The third gap in nexus policy, as it stands, is a lack of clarity about the importance of drawing a careful line within the nexus which protects principled humanitarian action, and respects its right to move independently across a conflict. For example, in Rakhine at the moment, it has been essential for the ICRC and the Myanmar Red Cross to shape their own principled engagement. The same has been true in conflicts where the UN is actually a belligerent or widely seen as one-sided. This is why the ICRC will often be leveraging a nexus of its own with the relevant authorities and will not be involved with others in joint needs assessments and specific collective outcomes.

So, we need a sense of realism around the feasibility of nexus operations in many situations where people are most "left behind" and where protection is the paramount challenge before assistance, development and peace. We also need a sense of realism about the importance of principled humanitarian action and its ability to make vital and lawful humanitarian links with authorities and vulnerable populations beyond the State.

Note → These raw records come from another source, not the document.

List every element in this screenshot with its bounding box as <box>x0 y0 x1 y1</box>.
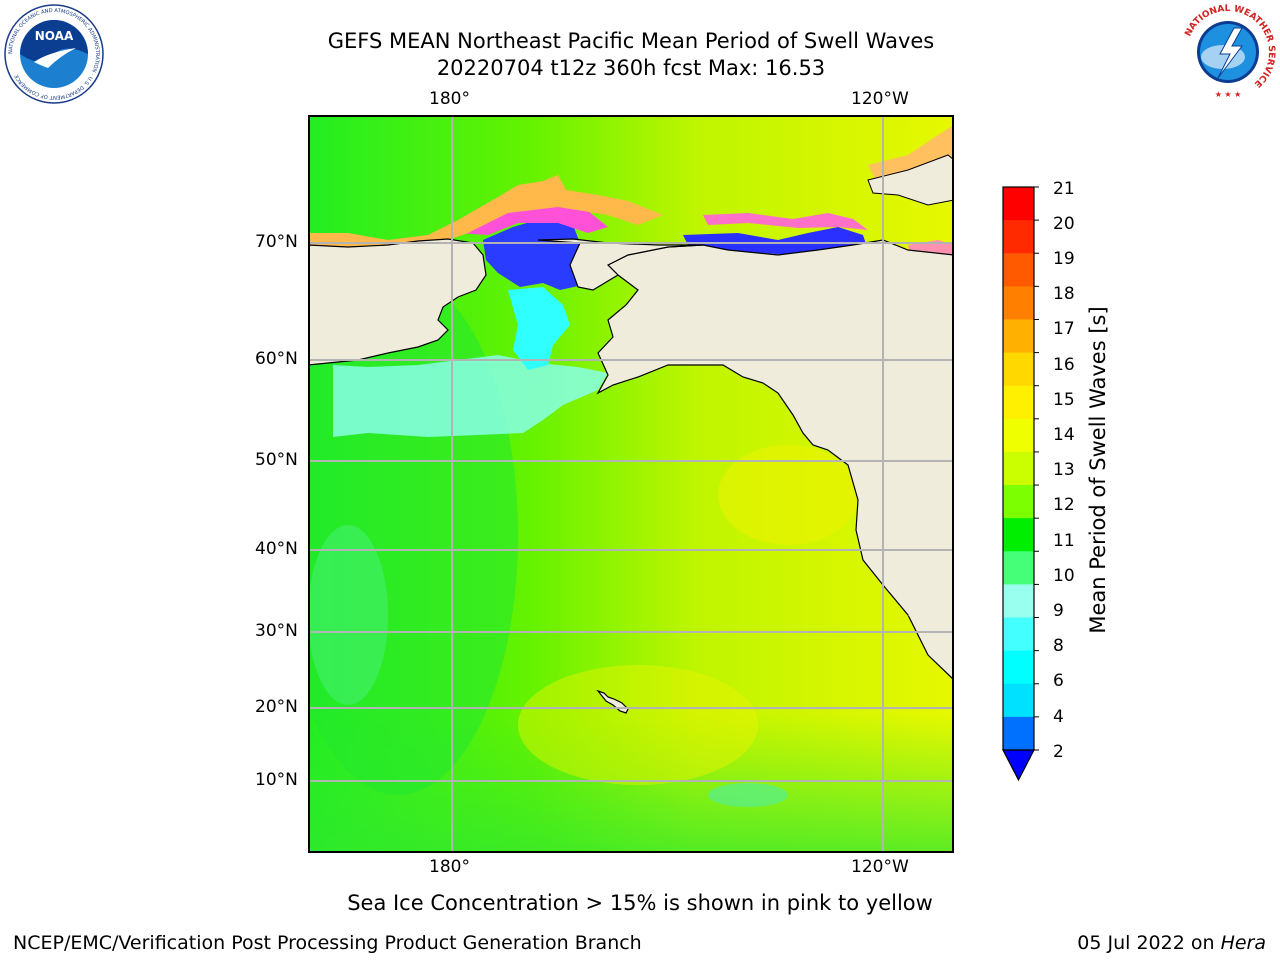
colorbar-cell <box>1003 584 1034 619</box>
arctic-islands <box>867 154 954 206</box>
colorbar-cell <box>1003 551 1034 585</box>
footer-credit: NCEP/EMC/Verification Post Processing Pr… <box>13 932 642 954</box>
colorbar-label-8: 8 <box>1053 636 1064 656</box>
colorbar-cell <box>1003 418 1034 453</box>
footer-machine: Hera <box>1220 932 1266 954</box>
colorbar-label-16: 16 <box>1053 355 1075 375</box>
noaa-logo: NATIONAL OCEANIC AND ATMOSPHERIC ADMINIS… <box>4 4 104 104</box>
colorbar-label-6: 6 <box>1053 671 1064 691</box>
chart-title: GEFS MEAN Northeast Pacific Mean Period … <box>327 29 935 53</box>
lat-label-60n: 60°N <box>255 349 298 369</box>
colorbar-label-18: 18 <box>1053 284 1075 304</box>
colorbar-cell <box>1003 451 1034 486</box>
svg-text:NOAA: NOAA <box>35 29 74 43</box>
colorbar-label-2: 2 <box>1053 742 1064 762</box>
north-america-landmass <box>596 239 954 681</box>
lon-label-top-120w: 120°W <box>851 89 909 109</box>
svg-text:★ ★ ★: ★ ★ ★ <box>1215 90 1242 99</box>
lat-label-70n: 70°N <box>255 232 298 252</box>
colorbar-label-20: 20 <box>1053 214 1075 234</box>
map-border <box>308 115 954 853</box>
colorbar-label-17: 17 <box>1053 319 1075 339</box>
colorbar-title: Mean Period of Swell Waves [s] <box>1086 306 1110 634</box>
colorbar-label-11: 11 <box>1053 531 1075 551</box>
colorbar-cell <box>1003 286 1034 320</box>
central-yellow-patch <box>518 665 758 785</box>
beaufort-pink-band <box>703 213 868 230</box>
colorbar-cell <box>1003 220 1034 254</box>
beaufort-ice-band <box>683 227 868 255</box>
colorbar-label-21: 21 <box>1053 179 1075 199</box>
colorbar-extend-min-triangle <box>1002 749 1035 782</box>
colorbar-cell <box>1003 650 1034 685</box>
lon-label-bottom-120w: 120°W <box>851 857 909 877</box>
colorbar-label-12: 12 <box>1053 495 1075 515</box>
lat-label-40n: 40°N <box>255 539 298 559</box>
colorbar-label-14: 14 <box>1053 425 1075 445</box>
colorbar-cell <box>1003 187 1034 221</box>
map-gridlines <box>308 115 954 853</box>
colorbar-cell <box>1003 253 1034 287</box>
colorbar-ticks <box>1034 186 1039 751</box>
colorbar-cell <box>1003 518 1034 552</box>
footer-date-text: 05 Jul 2022 on <box>1077 932 1215 954</box>
colorbar-label-19: 19 <box>1053 249 1075 269</box>
footer-date: 05 Jul 2022 on Hera <box>1077 932 1266 954</box>
colorbar-cell <box>1003 716 1034 751</box>
lat-label-20n: 20°N <box>255 697 298 717</box>
nws-logo: NATIONAL WEATHER SERVICE ★ ★ ★ <box>1179 3 1277 101</box>
colorbar-cell <box>1003 485 1034 519</box>
south-mint-patch <box>708 783 788 807</box>
colorbar-cell <box>1003 319 1034 354</box>
colorbar-cell <box>1003 385 1034 420</box>
lon-label-top-180: 180° <box>429 89 470 109</box>
sea-ice-note: Sea Ice Concentration > 15% is shown in … <box>347 891 933 915</box>
colorbar-cell <box>1003 683 1034 718</box>
colorbar-cell <box>1003 617 1034 652</box>
arctic-magenta-band <box>458 203 608 235</box>
arctic-blue-region <box>483 217 583 290</box>
colorbar <box>1002 186 1039 782</box>
map-panel <box>308 115 954 853</box>
lon-label-bottom-180: 180° <box>429 857 470 877</box>
siberia-landmass <box>308 238 487 366</box>
colorbar-label-9: 9 <box>1053 601 1064 621</box>
colorbar-label-10: 10 <box>1053 566 1075 586</box>
colorbar-cell <box>1003 352 1034 387</box>
west-mint-patch <box>308 525 388 705</box>
colorbar-label-13: 13 <box>1053 460 1075 480</box>
chart-subtitle: 20220704 t12z 360h fcst Max: 16.53 <box>436 56 826 80</box>
northeast-yellow-patch <box>718 445 858 545</box>
lat-label-10n: 10°N <box>255 770 298 790</box>
bering-cyan-region <box>333 355 608 437</box>
colorbar-border <box>1002 186 1035 751</box>
colorbar-label-4: 4 <box>1053 707 1064 727</box>
colorbar-cells <box>1003 187 1034 751</box>
lat-label-50n: 50°N <box>255 450 298 470</box>
chukchi-cyan-region <box>508 287 570 370</box>
arctic-orange-band <box>308 175 663 247</box>
lat-label-30n: 30°N <box>255 621 298 641</box>
colorbar-label-15: 15 <box>1053 390 1075 410</box>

In some situations, operational barriers will unravel the nexus and mean it will not be possible for your organizations to be strong nexus players. In other situations, you will be able to play a good nexus game. But nexus policy should not expect that it is operationally feasible for all your programmes to be nexus operations all of the time. Sometimes, your programmes will face disruption that breaks the links across the nexus. Sometimes humanitarian principles will make it unwise to join-up in certain development and peace initiatives. Humanitarian wisdom may dictate that doing one thing well is the best operational option, or that not joining-up is the most principled approach.

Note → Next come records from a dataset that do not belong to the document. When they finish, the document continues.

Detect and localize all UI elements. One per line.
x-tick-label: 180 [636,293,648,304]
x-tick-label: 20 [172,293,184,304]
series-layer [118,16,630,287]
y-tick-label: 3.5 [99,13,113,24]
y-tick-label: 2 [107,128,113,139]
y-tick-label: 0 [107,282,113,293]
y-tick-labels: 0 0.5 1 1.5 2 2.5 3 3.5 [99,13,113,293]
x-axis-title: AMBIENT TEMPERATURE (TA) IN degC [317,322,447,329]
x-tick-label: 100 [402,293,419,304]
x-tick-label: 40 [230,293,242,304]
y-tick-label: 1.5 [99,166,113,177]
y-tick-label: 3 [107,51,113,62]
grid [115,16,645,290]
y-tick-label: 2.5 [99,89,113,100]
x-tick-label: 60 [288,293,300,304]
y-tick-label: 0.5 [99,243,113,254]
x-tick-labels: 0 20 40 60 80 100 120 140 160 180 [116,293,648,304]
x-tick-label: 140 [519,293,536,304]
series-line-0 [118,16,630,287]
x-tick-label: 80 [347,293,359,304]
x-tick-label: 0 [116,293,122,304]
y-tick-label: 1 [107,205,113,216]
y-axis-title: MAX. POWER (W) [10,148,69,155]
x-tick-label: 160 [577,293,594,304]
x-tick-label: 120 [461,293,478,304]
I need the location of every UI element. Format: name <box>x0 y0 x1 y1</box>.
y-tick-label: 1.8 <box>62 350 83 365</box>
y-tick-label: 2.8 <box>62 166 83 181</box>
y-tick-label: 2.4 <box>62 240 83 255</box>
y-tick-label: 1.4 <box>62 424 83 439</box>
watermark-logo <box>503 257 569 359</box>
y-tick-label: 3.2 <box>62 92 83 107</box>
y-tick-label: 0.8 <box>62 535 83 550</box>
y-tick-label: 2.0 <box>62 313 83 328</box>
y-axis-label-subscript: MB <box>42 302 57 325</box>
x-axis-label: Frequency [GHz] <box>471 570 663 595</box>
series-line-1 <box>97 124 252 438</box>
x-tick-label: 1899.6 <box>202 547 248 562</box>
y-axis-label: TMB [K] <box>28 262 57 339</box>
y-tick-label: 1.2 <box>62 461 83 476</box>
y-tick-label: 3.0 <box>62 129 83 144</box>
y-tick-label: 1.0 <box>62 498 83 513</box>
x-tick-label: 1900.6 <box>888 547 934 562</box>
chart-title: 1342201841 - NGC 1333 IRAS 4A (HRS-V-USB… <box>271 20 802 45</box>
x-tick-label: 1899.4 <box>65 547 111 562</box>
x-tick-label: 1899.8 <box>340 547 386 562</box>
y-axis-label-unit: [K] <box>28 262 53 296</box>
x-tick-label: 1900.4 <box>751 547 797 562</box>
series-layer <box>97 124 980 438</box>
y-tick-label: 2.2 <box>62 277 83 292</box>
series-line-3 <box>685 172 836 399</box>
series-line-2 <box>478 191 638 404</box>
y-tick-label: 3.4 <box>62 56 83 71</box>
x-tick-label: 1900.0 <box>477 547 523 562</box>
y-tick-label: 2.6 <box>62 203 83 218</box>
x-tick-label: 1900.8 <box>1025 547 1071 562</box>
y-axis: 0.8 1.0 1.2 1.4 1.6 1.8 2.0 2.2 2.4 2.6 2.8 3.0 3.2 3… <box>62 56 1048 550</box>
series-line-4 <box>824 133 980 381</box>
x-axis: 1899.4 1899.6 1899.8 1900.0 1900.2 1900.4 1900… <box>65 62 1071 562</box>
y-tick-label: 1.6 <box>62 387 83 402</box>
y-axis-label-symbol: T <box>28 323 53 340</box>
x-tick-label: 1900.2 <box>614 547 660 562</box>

Thank you for asking me to start our discussion. I hope I have described the triple nexus and explained the ICRC's engagement across the nexus. It is always our desire to find a triple win in people's lives wherever possible, and we welcome greater involvement by political and development actors to solve the challenges of protracted conflict. I hope I have conveyed our enthusiasm for doing three good things at once wherever possible. But I have also offered a sense of realism – that sometimes the nexus will not hold. Nexus programming will not always be operationally feasible and principled organizations may find risks in a State-based nexus. Now I pass the floor to operational people – the walkers, not the talkers like me!